The 1980s only had six sightings as well. Before then, reported sightings per decade were even lower.

These figures come from research conducted by a group called Orcas in the Canadian Arctic, which began in September 2005, as a collaboration between researchers from University of Manitoba, the federal Department of Fisheries and Oceans, and the Government of Nunavut.

Full story:  Nunatsiaq News

02.11.07

After 25 years, bowhead whale sanctuary is near

Posted in Uncategorized at 9:31 am by allan

A deal to create Canada’s first sanctuary for bowhead whales has been signed between the federal government and Nunavut’s land claim organization after more than 25 years of talks and delays.

“These wildlife protected areas mean that the wildlife will be there forever, so we are happy about that,” James Eetoolook, vice-president of Nunavut Tunngavik Inc., which oversees the Nunavut land claim, said Friday.

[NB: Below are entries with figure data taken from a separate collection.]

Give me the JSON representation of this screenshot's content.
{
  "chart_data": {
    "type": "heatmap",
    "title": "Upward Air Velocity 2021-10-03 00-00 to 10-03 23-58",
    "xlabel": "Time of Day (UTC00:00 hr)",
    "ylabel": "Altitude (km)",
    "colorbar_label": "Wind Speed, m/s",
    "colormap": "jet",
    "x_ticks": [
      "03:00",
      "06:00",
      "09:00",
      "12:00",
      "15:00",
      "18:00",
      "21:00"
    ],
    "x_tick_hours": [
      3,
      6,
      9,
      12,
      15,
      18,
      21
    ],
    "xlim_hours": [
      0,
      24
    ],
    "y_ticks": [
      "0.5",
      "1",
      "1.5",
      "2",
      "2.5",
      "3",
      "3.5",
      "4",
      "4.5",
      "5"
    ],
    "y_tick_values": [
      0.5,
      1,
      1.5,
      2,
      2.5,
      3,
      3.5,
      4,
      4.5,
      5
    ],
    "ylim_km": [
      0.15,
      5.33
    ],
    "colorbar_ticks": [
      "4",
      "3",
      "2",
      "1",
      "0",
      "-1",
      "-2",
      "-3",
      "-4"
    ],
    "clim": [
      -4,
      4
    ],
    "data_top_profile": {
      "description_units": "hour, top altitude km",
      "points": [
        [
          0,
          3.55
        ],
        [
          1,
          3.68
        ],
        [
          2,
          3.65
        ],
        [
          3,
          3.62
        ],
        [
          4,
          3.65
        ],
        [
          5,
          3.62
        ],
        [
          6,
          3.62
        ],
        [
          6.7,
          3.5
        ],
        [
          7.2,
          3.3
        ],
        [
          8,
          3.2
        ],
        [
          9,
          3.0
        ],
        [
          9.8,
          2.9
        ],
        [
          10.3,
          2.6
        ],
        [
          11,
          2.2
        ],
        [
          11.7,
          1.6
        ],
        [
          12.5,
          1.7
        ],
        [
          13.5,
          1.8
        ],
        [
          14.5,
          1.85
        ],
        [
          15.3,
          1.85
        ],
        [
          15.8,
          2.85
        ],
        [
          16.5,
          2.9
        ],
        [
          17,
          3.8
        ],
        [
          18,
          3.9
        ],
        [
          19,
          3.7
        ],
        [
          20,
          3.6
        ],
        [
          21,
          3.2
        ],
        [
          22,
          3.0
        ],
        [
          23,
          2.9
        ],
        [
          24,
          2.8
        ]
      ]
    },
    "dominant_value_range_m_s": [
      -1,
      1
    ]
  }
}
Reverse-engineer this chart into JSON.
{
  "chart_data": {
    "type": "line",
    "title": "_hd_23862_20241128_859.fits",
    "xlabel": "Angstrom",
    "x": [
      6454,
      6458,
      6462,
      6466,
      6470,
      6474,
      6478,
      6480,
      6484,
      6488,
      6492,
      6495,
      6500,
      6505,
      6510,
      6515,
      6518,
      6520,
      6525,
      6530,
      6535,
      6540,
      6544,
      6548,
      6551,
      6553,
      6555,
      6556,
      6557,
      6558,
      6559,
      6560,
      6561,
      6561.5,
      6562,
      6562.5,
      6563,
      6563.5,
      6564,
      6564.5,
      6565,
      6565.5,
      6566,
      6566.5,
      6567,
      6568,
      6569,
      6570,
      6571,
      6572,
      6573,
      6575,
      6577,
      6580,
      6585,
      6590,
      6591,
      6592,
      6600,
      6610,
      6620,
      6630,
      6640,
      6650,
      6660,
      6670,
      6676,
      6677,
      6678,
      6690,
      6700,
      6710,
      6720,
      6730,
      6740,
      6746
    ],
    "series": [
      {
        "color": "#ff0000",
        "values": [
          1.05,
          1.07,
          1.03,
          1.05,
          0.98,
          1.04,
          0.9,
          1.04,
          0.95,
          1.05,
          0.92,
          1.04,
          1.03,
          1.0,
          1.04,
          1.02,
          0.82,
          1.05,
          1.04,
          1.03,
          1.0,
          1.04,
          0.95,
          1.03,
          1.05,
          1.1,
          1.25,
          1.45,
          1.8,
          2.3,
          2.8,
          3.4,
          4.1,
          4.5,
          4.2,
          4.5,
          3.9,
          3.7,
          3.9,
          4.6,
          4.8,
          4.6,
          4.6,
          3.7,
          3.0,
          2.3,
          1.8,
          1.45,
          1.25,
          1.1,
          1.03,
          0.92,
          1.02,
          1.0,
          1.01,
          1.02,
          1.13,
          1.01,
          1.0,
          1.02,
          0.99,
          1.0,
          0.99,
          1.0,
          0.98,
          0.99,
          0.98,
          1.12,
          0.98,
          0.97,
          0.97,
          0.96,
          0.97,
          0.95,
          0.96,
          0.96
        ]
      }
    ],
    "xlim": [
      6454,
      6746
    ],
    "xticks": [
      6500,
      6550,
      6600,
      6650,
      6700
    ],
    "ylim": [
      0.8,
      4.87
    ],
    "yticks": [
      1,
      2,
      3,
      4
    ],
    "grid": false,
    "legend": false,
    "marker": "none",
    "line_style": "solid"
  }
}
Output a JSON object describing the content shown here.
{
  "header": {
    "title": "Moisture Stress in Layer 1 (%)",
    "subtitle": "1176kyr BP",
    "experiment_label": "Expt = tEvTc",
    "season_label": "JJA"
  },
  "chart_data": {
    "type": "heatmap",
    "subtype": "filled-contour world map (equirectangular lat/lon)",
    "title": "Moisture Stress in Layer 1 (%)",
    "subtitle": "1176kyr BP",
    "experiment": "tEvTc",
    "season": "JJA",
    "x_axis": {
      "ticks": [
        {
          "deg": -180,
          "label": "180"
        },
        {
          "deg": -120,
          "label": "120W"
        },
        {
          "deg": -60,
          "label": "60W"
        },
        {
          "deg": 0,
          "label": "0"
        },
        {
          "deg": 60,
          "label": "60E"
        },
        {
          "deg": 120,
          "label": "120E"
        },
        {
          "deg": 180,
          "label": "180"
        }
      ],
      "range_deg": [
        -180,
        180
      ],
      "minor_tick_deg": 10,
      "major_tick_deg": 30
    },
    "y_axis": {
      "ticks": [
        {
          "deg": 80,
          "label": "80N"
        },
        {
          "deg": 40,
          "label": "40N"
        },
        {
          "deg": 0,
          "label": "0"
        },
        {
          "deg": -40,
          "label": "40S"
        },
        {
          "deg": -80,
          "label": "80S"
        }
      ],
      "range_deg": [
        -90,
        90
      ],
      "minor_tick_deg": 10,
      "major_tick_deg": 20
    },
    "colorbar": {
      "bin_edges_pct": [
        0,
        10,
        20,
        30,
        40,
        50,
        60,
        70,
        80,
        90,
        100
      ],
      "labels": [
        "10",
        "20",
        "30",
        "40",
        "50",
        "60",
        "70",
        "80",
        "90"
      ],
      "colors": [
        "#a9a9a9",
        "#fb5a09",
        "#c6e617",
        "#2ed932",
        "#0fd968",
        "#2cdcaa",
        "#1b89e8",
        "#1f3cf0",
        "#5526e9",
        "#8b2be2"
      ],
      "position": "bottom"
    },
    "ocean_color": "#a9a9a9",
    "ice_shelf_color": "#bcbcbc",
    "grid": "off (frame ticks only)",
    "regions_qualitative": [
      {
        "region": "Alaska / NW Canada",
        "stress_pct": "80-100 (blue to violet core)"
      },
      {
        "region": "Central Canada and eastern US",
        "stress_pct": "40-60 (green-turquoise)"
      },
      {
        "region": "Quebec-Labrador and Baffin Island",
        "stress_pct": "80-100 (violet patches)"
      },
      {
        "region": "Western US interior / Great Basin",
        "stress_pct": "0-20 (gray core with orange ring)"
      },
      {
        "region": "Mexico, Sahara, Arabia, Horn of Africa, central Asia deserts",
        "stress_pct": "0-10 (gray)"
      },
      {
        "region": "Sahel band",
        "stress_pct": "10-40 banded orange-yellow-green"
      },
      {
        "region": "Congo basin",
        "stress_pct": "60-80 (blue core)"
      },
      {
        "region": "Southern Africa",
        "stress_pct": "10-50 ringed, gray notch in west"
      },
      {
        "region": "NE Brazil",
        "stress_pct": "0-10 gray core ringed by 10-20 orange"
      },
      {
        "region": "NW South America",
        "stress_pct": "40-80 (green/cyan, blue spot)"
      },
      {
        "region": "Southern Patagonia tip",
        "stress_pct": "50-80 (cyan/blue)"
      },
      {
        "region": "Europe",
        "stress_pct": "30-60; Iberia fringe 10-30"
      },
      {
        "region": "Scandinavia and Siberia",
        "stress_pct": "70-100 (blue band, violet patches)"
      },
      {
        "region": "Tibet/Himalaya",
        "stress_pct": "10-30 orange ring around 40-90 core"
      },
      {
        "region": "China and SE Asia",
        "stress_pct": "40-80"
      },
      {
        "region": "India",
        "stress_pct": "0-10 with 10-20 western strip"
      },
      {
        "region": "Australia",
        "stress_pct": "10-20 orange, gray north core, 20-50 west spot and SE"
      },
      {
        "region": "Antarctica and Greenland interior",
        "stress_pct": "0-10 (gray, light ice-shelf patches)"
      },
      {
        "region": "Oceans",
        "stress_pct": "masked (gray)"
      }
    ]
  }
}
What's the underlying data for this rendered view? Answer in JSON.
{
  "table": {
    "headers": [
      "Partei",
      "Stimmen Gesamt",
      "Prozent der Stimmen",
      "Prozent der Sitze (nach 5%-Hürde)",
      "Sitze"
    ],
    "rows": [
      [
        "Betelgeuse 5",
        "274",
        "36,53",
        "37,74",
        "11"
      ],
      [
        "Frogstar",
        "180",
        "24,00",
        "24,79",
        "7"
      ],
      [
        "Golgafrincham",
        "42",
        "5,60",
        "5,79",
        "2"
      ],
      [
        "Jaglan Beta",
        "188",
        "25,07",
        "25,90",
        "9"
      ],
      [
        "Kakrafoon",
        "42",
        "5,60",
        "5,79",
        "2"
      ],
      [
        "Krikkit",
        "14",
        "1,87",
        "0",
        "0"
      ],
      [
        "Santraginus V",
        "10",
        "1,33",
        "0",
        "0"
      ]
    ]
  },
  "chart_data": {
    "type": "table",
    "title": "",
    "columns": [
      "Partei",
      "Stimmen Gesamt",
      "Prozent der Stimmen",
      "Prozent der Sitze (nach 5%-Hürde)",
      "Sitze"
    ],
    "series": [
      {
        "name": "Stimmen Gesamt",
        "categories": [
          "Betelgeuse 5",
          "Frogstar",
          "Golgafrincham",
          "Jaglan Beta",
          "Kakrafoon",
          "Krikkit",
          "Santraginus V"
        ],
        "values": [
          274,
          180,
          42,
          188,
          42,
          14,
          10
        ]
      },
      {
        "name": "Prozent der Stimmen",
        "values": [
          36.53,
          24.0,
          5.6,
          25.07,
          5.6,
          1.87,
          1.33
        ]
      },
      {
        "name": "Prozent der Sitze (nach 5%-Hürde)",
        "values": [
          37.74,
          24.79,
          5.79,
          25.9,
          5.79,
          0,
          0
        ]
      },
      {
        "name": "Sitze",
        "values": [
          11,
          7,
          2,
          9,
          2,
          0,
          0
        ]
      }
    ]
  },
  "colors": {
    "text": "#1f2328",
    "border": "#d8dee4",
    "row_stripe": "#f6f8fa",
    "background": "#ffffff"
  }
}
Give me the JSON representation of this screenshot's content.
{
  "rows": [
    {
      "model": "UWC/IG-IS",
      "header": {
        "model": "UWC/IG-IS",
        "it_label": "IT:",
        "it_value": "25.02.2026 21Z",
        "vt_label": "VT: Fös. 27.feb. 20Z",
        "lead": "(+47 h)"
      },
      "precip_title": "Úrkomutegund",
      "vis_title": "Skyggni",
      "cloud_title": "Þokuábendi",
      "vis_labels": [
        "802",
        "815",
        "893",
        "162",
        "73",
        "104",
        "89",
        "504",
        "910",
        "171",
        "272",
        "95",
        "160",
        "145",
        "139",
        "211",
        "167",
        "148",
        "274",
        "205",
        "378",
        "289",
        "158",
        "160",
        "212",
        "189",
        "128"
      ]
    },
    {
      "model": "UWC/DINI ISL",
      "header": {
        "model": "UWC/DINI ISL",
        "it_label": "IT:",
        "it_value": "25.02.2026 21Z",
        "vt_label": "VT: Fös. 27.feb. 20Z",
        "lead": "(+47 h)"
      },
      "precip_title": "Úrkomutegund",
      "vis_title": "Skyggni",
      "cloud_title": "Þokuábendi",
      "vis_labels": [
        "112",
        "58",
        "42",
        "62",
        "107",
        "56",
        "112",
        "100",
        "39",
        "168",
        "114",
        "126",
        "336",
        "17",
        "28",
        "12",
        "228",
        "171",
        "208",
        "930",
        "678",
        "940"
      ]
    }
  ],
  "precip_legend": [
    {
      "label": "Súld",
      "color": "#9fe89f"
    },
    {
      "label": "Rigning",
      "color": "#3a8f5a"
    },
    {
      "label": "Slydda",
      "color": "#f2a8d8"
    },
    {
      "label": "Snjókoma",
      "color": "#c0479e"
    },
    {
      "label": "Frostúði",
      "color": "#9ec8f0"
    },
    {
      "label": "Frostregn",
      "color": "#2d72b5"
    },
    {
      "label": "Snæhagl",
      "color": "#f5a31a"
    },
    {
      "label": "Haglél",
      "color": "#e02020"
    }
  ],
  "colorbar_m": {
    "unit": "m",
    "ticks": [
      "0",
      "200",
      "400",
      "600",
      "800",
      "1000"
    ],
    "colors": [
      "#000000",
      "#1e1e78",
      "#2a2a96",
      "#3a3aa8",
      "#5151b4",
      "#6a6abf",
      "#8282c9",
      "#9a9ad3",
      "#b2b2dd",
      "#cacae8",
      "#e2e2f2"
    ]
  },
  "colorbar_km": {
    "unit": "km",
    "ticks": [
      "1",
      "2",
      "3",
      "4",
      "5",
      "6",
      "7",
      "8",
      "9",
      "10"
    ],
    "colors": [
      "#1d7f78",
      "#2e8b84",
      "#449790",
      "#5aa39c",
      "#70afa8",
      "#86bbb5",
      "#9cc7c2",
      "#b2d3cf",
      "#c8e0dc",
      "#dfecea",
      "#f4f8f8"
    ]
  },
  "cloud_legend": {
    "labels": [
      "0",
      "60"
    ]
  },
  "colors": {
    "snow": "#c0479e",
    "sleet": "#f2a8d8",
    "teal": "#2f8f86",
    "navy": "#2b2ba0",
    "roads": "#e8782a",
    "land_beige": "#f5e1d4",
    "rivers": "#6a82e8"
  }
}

The agreement in principle, which outlines funding and management for 12 other wildlife and bird sanctuaries in the eastern Arctic, must now be ratified by Inuit groups and Parliament. The Treasury Board must also sign off on the financial commitments.

While most of the areas affected are already protected, the deal marks the conclusion of negotiations on Isabella Bay, which people in the adjacent community of Clyde River have been trying to have protected since 1982.

Full story:  Globe&Mail

02.25.07

Marked for Duty

Posted in Uncategorized at 9:29 am by allan

BAINBRIDGE ISLAND, Wash. — If they are allowed to police parts of Puget Sound, this is how Navy-trained dolphins and sea lions are expected to nab terrorists in wetsuits:

Using its sonar, a dolphin locates a swimmer approaching Naval Base Kitsap-Bangor, where Trident submarines with long-range nuclear missiles are based. Swimming through the water in spurts of up to 30 mph, the dolphin seeks out and bumps the swimmer with a “nose cup.” The device releases a strobe that rises to the surface. An armed Navy security team speeds toward the flashing light.

Sgt. Andrew Garrett and Navy dolphin K-Dog participate in a 2003 training exercise near the USS Gunston Hall in the Persian Gulf. The dolphin is outfitted with a tracking device that helps the handler when the dolphin is out of sight. (Photos By Brien Aho — Associated Press)

Alternatively, a sea lion collars swimmers around the piers of the naval base. Sea lions have excellent underwater hearing and, with their large eyes, can see underwater five times as well as people. Carrying a C-shaped leg cuff in its mouth, a sea lion dives, approaches the swimmer from behind and snaps the cuff around one ankle.

full story:  Washington Post

04.12.07

Whale Killing War Games

Posted in Uncategorized at 9:00 am by allan

Enviro groups slam Canada’s sonar in naval mock-up.

Every two years, Canadian warships spend a month cruising Hawai’i, where they fire missiles and track “hostile” submarines on their ships’ mid-frequency sonar. The enemy subs in these high sea battles aren’t actually enemies at all: they are vessels from other friendly nations come to take part of the U.S. navy’s biennial Rim of the Pacific Exercises (RIMPAC) war games.
 
As in other years, last July Canada sent a delegation; this time, the Esquimalt-based frigates HMCS Algonquin, Vancouver and Regina, escorted by six CF-18 fighter jets from Bagotville, Quebec and two Aurora patrol aircraft from Comox took their turn in the waters off the 50th state.
 
Already by the late 1990s, the Natural Resources Defence Council (NRDC), a U.S. non-profit organization composed of scientists and lawyers, began sounding the alarm about what naval sonar was doing to whales and other marine mammals.
 
Joined by other groups, and mounting evidence, the NRDC says naval sonar kills whales and dolphins, and they’re trying to get the U.S. courts to stop American and Canadian warships from holding the next RIMPAC in 2008.